The Phoenix lander may have also been named such because of how it came to be built. Like the mythical bird that is born repeatedly out of the ashes of its predecessor, the Phoenix lander was constructed from numerous components that had been built for earlier missions that never were completed. For instance, the lander itself is a modified Mars Surveyer 2001 lander partially built (and later stored) by Lockheed Martin, whose mission was cancelled in 2000, after the Mars Climate Orbiter and Mars Polar Lander missions failed in 1999. (The first spacecraft was destroyed when incorrectly programmed by ground controllers during its descent into the Martian atmosphere, and the second craft failed to return communication signals after its descent to the surface of Mars.)

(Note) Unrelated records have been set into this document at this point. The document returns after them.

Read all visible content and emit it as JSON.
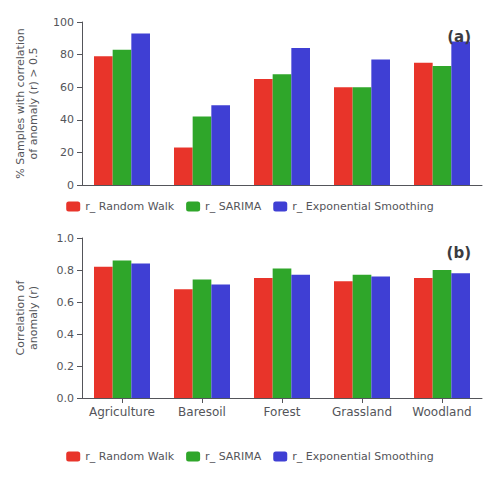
{
  "chart_data": [
    {
      "type": "bar",
      "title": "(a)",
      "ylabel": "% Samples with correlation\nof anomaly (r) > 0.5",
      "categories": [
        "Agriculture",
        "Baresoil",
        "Forest",
        "Grassland",
        "Woodland"
      ],
      "series": [
        {
          "name": "r_ Random Walk",
          "color": "#e8342a",
          "values": [
            79,
            23,
            65,
            60,
            75
          ]
        },
        {
          "name": "r_ SARIMA",
          "color": "#2fa62a",
          "values": [
            83,
            42,
            68,
            60,
            73
          ]
        },
        {
          "name": "r_ Exponential Smoothing",
          "color": "#3f3fd4",
          "values": [
            93,
            49,
            84,
            77,
            88
          ]
        }
      ],
      "ylim": [
        0,
        100
      ],
      "yticks": [
        0,
        20,
        40,
        60,
        80,
        100
      ],
      "grid": false,
      "legend": "bottom",
      "tick_labels": "y"
    },
    {
      "type": "bar",
      "title": "(b)",
      "ylabel": "Correlation of\nanomaly (r)",
      "categories": [
        "Agriculture",
        "Baresoil",
        "Forest",
        "Grassland",
        "Woodland"
      ],
      "series": [
        {
          "name": "r_ Random Walk",
          "color": "#e8342a",
          "values": [
            0.82,
            0.68,
            0.75,
            0.73,
            0.75
          ]
        },
        {
          "name": "r_ SARIMA",
          "color": "#2fa62a",
          "values": [
            0.86,
            0.74,
            0.81,
            0.77,
            0.8
          ]
        },
        {
          "name": "r_ Exponential Smoothing",
          "color": "#3f3fd4",
          "values": [
            0.84,
            0.71,
            0.77,
            0.76,
            0.78
          ]
        }
      ],
      "ylim": [
        0,
        1
      ],
      "yticks": [
        {
          "value": 0,
          "label": "0.0"
        },
        0.2,
        0.4,
        0.6,
        0.8,
        {
          "value": 1,
          "label": "1.0"
        }
      ],
      "grid": false,
      "legend": "bottom"
    }
  ]
}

After its nine-month space flight, the three-legged Phoenix lander will not move once retrorockets set the lander down on the icy northern polar plains of Mars. It will instead use its robotic arm, scoop, and grinder to scratch, dig, and crush icy soil samples (several feet out into the soil) from both on and beneath the surface. Instruments onboard the spacecraft will analyze the soil samples. The mission’s primary purpose is to discover water’s geologic history on the planet and to search for possible Martian environments that could produce microbial life.

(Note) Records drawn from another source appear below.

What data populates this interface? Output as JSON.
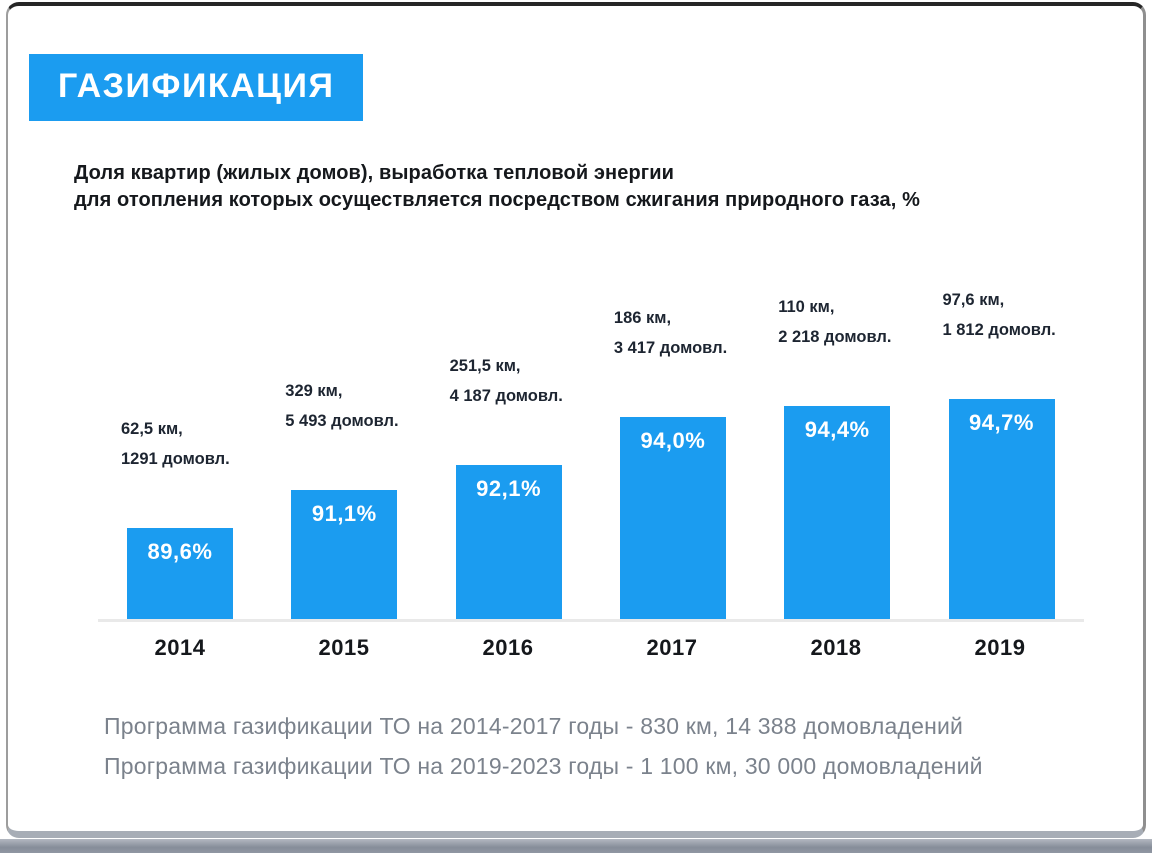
{
  "slide": {
    "badge": "ГАЗИФИКАЦИЯ",
    "subtitle": {
      "line1": "Доля квартир (жилых домов), выработка тепловой энергии",
      "line2": "для отопления которых осуществляется посредством сжигания природного газа, %"
    },
    "footer": {
      "line1": "Программа газификации ТО на 2014-2017 годы - 830 км, 14 388 домовладений",
      "line2": "Программа газификации ТО на 2019-2023 годы - 1 100 км, 30 000 домовладений"
    }
  },
  "colors": {
    "accent_blue": "#1b9cf0",
    "dark_text": "#15181c",
    "annotation_text": "#1d2531",
    "footer_gray": "#7b828c",
    "axis_gray": "#e9e9e9"
  },
  "chart_data": {
    "type": "bar",
    "title": "Доля квартир (жилых домов), выработка тепловой энергии для отопления которых осуществляется посредством сжигания природного газа, %",
    "categories": [
      "2014",
      "2015",
      "2016",
      "2017",
      "2018",
      "2019"
    ],
    "values": [
      89.6,
      91.1,
      92.1,
      94.0,
      94.4,
      94.7
    ],
    "bar_labels": [
      "89,6%",
      "91,1%",
      "92,1%",
      "94,0%",
      "94,4%",
      "94,7%"
    ],
    "annotations": [
      {
        "km": "62,5 км,",
        "households": "1291 домовл."
      },
      {
        "km": "329 км,",
        "households": "5 493  домовл."
      },
      {
        "km": "251,5 км,",
        "households": "4 187 домовл."
      },
      {
        "km": "186 км,",
        "households": "3 417 домовл."
      },
      {
        "km": "110 км,",
        "households": "2 218 домовл."
      },
      {
        "km": "97,6 км,",
        "households": "1 812 домовл."
      }
    ],
    "ylim": [
      86,
      96
    ],
    "xlabel": "",
    "ylabel": "",
    "grid": false,
    "legend": "none",
    "bar_color": "#1b9cf0",
    "value_suffix": "%"
  }
}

The Phoenix Mars Mission had cost overruns with its radar system and other engineering and testing requirements, which ran several millions of dollars over the original cost. (Current overrun figures reach between $31 million and $41 million, but final cost figures could reach as high as $417 million.)

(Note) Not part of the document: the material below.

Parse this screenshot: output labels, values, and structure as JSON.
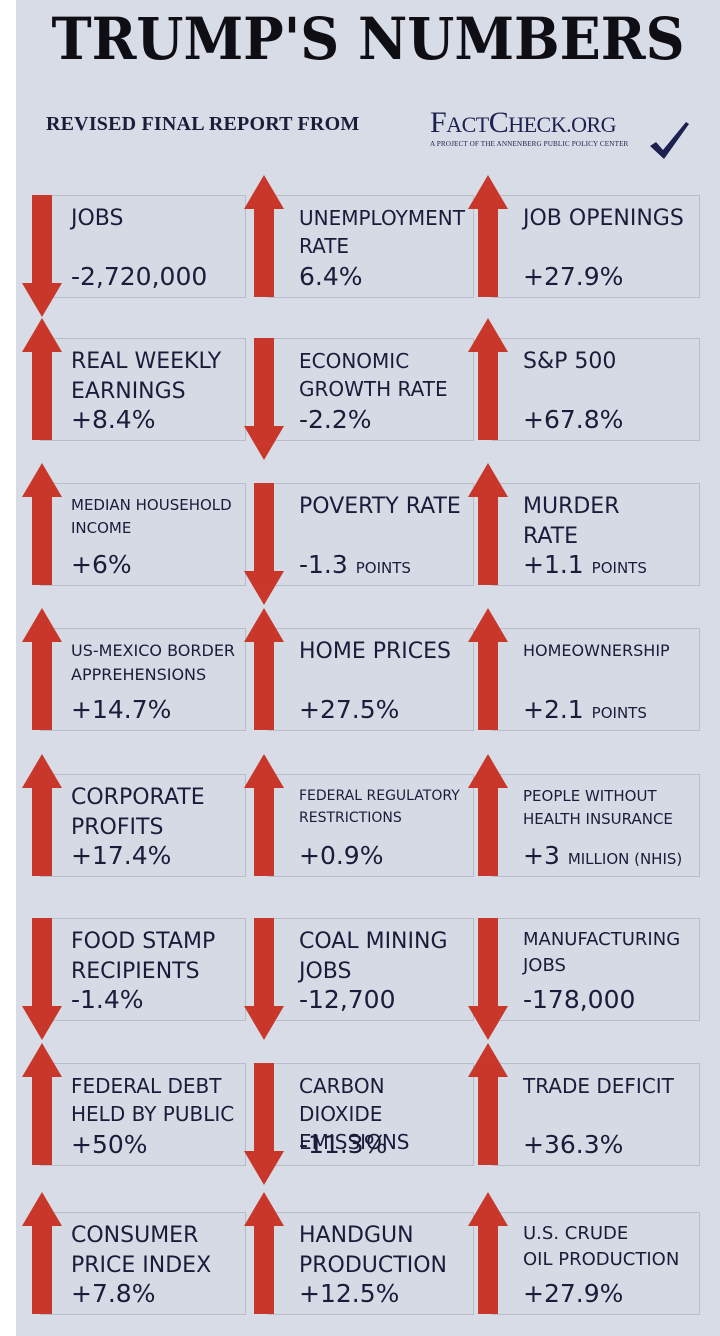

Recently, Phoenix mission scientists found—through photographs taken by the High Resolution Imaging Science Experiment (HiRISE) camera onboard NASA’s Mars Reconnaissance Orbiter (MRO)—that the primary landing site contained numerous large boulders making the site unsuitable for a safe landing. Mission planners are considering other potential landing sites using the MRO and Mars Odyssey orbiter spacecraft. Scientists have made March 2007 as their deadline to pick a final landing site for Phoenix.

A Boeing Delta 2 booster, manufactured by the United Launch Alliance, is scheduled to launch Phoenix on August 3, 2007, from its Cape Canaveral (Merritt Island, Florida) LC-17 launch pad for its journey to Mars.